Presentation information

[E] Oral

M (Multidisciplinary and Interdisciplinary) » M-IS Intersection

[M-IS05] Cenozoic Evolution of the Asian Monsoon and the Indo-Pacific Paleoclimates

convener:Masanobu Yamamoto(Faculty of Environmental Earth Science, Hokkaido University), Steven C Clemens(Brown University), Hongbo Zheng(Research Center for Earth System Science, Yunnan University), Ryuji Tada(Department of Earth and Planetary Science, Graduate School of Science, The Univeristy of Tokyo)

[MIS05-10] From Desert to Monsoon: Irreversible Climatic Transitionat ~36 Ma in Southeastern Tibetan Plateau

*Hongbo Zheng1, Qing Yang1, Shuo Cao3, Peter Dominic Clift4, Mengying He2, Akihiro Kano5, Ryuji Tada5, Fred Jourdan6 (1.Research Center for Earth System Science, Yunnan University, 2.School of Geography Science, Nanjing Normal University, 3.School of Earth Sciences, China University of Geosciences, 4.Department of Geology and Geophysics, Louisiana State University, 5.Department of Earth and Planetary Science, University of Tokyo, 6.Western Australian Argon Isotope Facility, Department of Applied Geology and JdL Centre, Curtin University)
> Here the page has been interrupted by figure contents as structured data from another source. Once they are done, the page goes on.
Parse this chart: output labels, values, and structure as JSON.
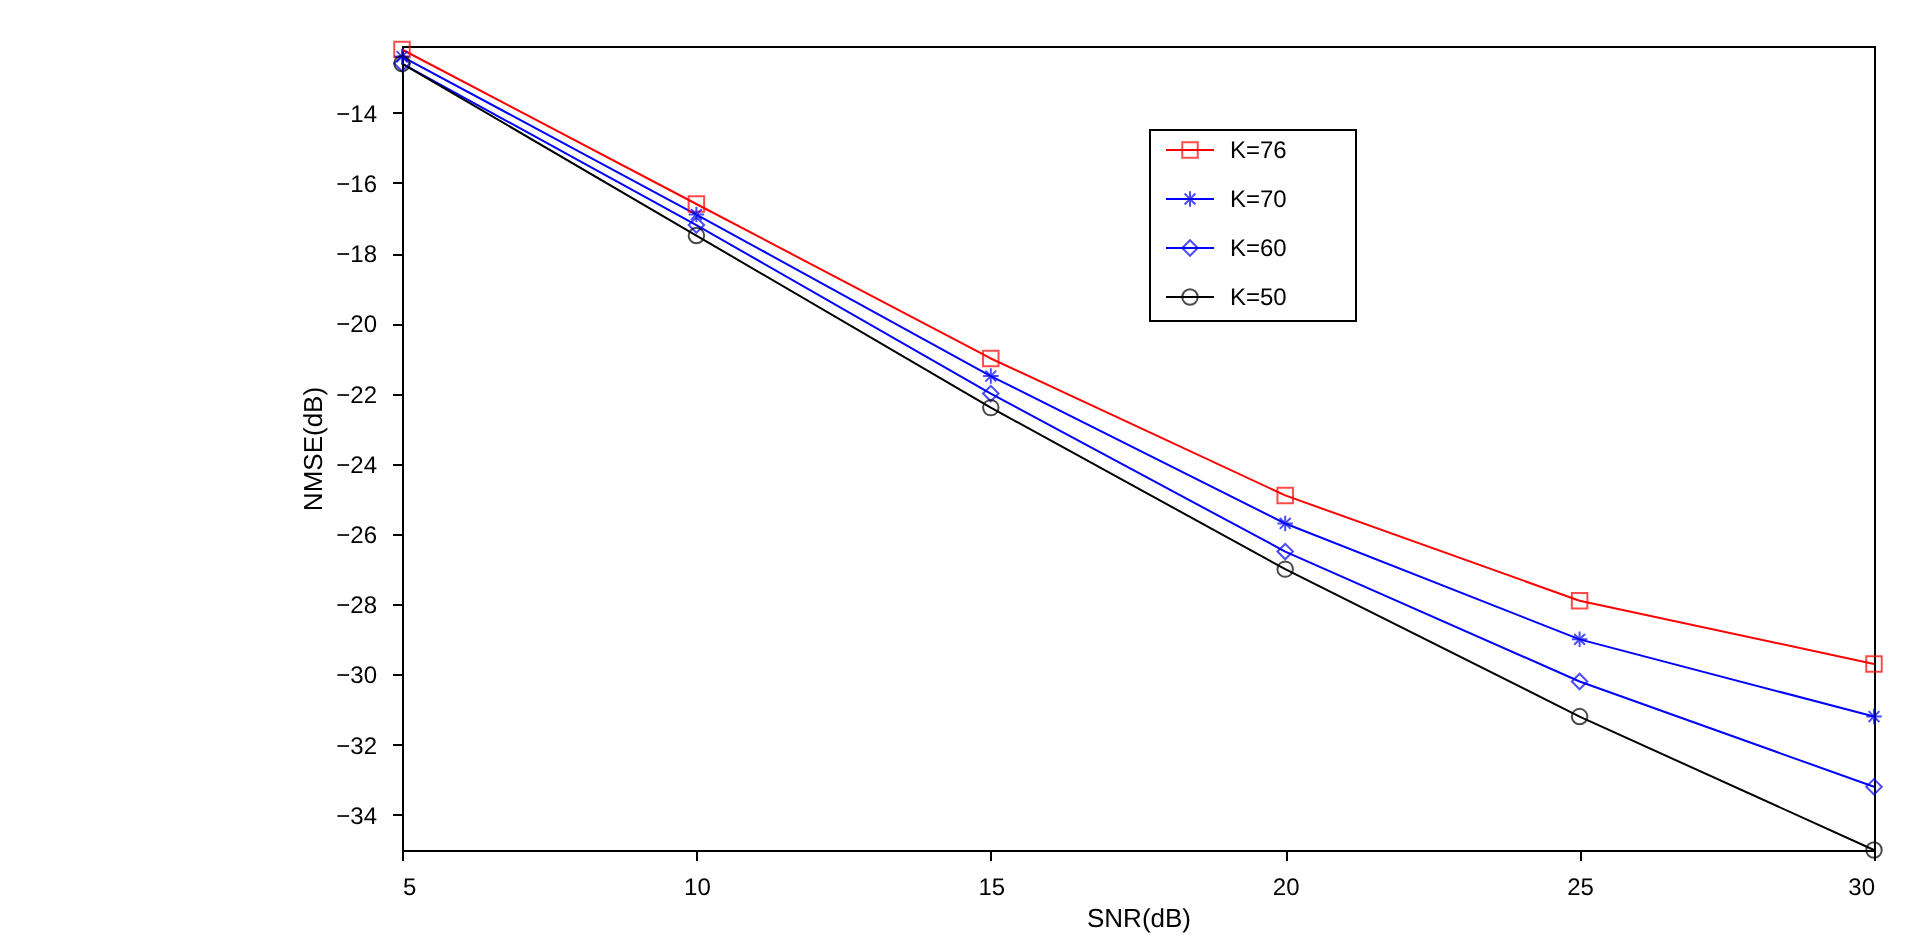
{
  "chart_data": {
    "type": "line",
    "xlabel": "SNR(dB)",
    "ylabel": "NMSE(dB)",
    "x": [
      5,
      10,
      15,
      20,
      25,
      30
    ],
    "xlim": [
      5,
      30
    ],
    "xticks": [
      5,
      10,
      15,
      20,
      25,
      30
    ],
    "ylim": [
      -35,
      -12.1
    ],
    "yticks": [
      -34,
      -32,
      -30,
      -28,
      -26,
      -24,
      -22,
      -20,
      -18,
      -16,
      -14
    ],
    "grid": false,
    "legend": "top right",
    "line_style": "solid",
    "series": [
      {
        "name": "K=76",
        "color": "#ff0000",
        "marker": "square",
        "values": [
          -12.2,
          -16.6,
          -21.0,
          -24.9,
          -27.9,
          -29.7
        ]
      },
      {
        "name": "K=70",
        "color": "#0000ff",
        "marker": "cross",
        "values": [
          -12.4,
          -16.9,
          -21.5,
          -25.7,
          -29.0,
          -31.2
        ]
      },
      {
        "name": "K=60",
        "color": "#0000ff",
        "marker": "diamond",
        "values": [
          -12.6,
          -17.2,
          -22.0,
          -26.5,
          -30.2,
          -33.2
        ]
      },
      {
        "name": "K=50",
        "color": "#000000",
        "marker": "circle",
        "values": [
          -12.6,
          -17.5,
          -22.4,
          -27.0,
          -31.2,
          -35.0
        ]
      }
    ]
  }
}
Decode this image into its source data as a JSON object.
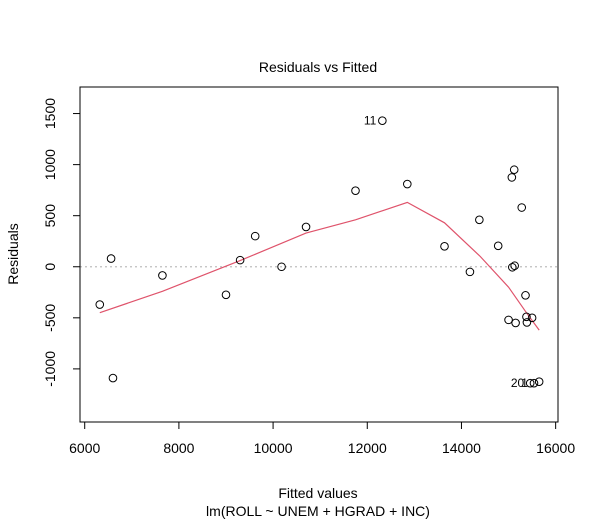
{
  "chart_data": {
    "type": "scatter",
    "title": "Residuals vs Fitted",
    "xlabel": "Fitted values",
    "subtitle": "lm(ROLL ~ UNEM + HGRAD + INC)",
    "ylabel": "Residuals",
    "xlim": [
      5900,
      16050
    ],
    "ylim": [
      -1520,
      1760
    ],
    "x_ticks": [
      6000,
      8000,
      10000,
      12000,
      14000,
      16000
    ],
    "y_ticks": [
      -1000,
      -500,
      0,
      500,
      1000,
      1500
    ],
    "x_tick_labels": [
      "6000",
      "8000",
      "10000",
      "12000",
      "14000",
      "16000"
    ],
    "y_tick_labels": [
      "-1000",
      "-500",
      "0",
      "500",
      "1000",
      "1500"
    ],
    "grid": false,
    "zero_line": {
      "y": 0,
      "style": "dotted",
      "color": "#bebebe"
    },
    "points": [
      {
        "x": 6320,
        "y": -370
      },
      {
        "x": 6560,
        "y": 80
      },
      {
        "x": 6600,
        "y": -1090
      },
      {
        "x": 7650,
        "y": -85
      },
      {
        "x": 9000,
        "y": -275
      },
      {
        "x": 9300,
        "y": 65
      },
      {
        "x": 9620,
        "y": 300
      },
      {
        "x": 10180,
        "y": 0
      },
      {
        "x": 10700,
        "y": 390
      },
      {
        "x": 11750,
        "y": 745
      },
      {
        "x": 12320,
        "y": 1430
      },
      {
        "x": 12850,
        "y": 810
      },
      {
        "x": 13640,
        "y": 200
      },
      {
        "x": 14180,
        "y": -50
      },
      {
        "x": 14380,
        "y": 460
      },
      {
        "x": 14780,
        "y": 205
      },
      {
        "x": 15000,
        "y": -520
      },
      {
        "x": 15070,
        "y": 875
      },
      {
        "x": 15080,
        "y": -5
      },
      {
        "x": 15120,
        "y": 950
      },
      {
        "x": 15130,
        "y": 10
      },
      {
        "x": 15150,
        "y": -550
      },
      {
        "x": 15280,
        "y": 580
      },
      {
        "x": 15360,
        "y": -280
      },
      {
        "x": 15380,
        "y": -490
      },
      {
        "x": 15390,
        "y": -545
      },
      {
        "x": 15460,
        "y": -1140
      },
      {
        "x": 15500,
        "y": -500
      },
      {
        "x": 15540,
        "y": -1140
      },
      {
        "x": 15650,
        "y": -1125
      }
    ],
    "point_labels": [
      {
        "text": "11",
        "x": 12320,
        "y": 1430
      },
      {
        "text": "20",
        "x": 15460,
        "y": -1140
      },
      {
        "text": "1",
        "x": 15540,
        "y": -1140
      }
    ],
    "smooth_line": {
      "color": "#df536b",
      "x": [
        6320,
        7650,
        9300,
        10700,
        11750,
        12850,
        13640,
        14400,
        15000,
        15380,
        15650
      ],
      "y": [
        -450,
        -240,
        60,
        330,
        460,
        630,
        430,
        100,
        -200,
        -450,
        -620
      ]
    }
  }
}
Keywords:desert, onset of Asian monsoon, Tibetan Plateau, late Eocene

Although there is increasing evidence for wet, monsoonal conditions in Southeast Asia during the late Eocene it has not been clear when this environment became established. Newly radiometrically dated Eocene sedimentary rocks from the Jianchuan Basin located in the southeast flank of Tibetan Plateau now provide a section whose facies and climatic proxies constrain this evolution. Semi-arid conditions dominated Paleocene to mid Eocene period, culminating with development of desert dunes in late Eocene, which constitutes part of the wide arid zone in East Asia closely associated with the northern Westerly Jet without the blocking of high Tibetan Plateau. From 36 Ma onwards, the basin began to accumulate swamp sediments with coals, together with synchronous braided river deposits, indicating significant increase in precipitation. This remarkable and irreversible transition from dry to wet conditions precedes the E/O boundary at 34 Ma, thus excluding general global cooling as a prime driver. We suggests that uplift of Tibetan Plateau might have reached a threshold level by that time which divided/weakened the Westerly Jet and thus gave way to monsoon rains to intrude into this downwind locality.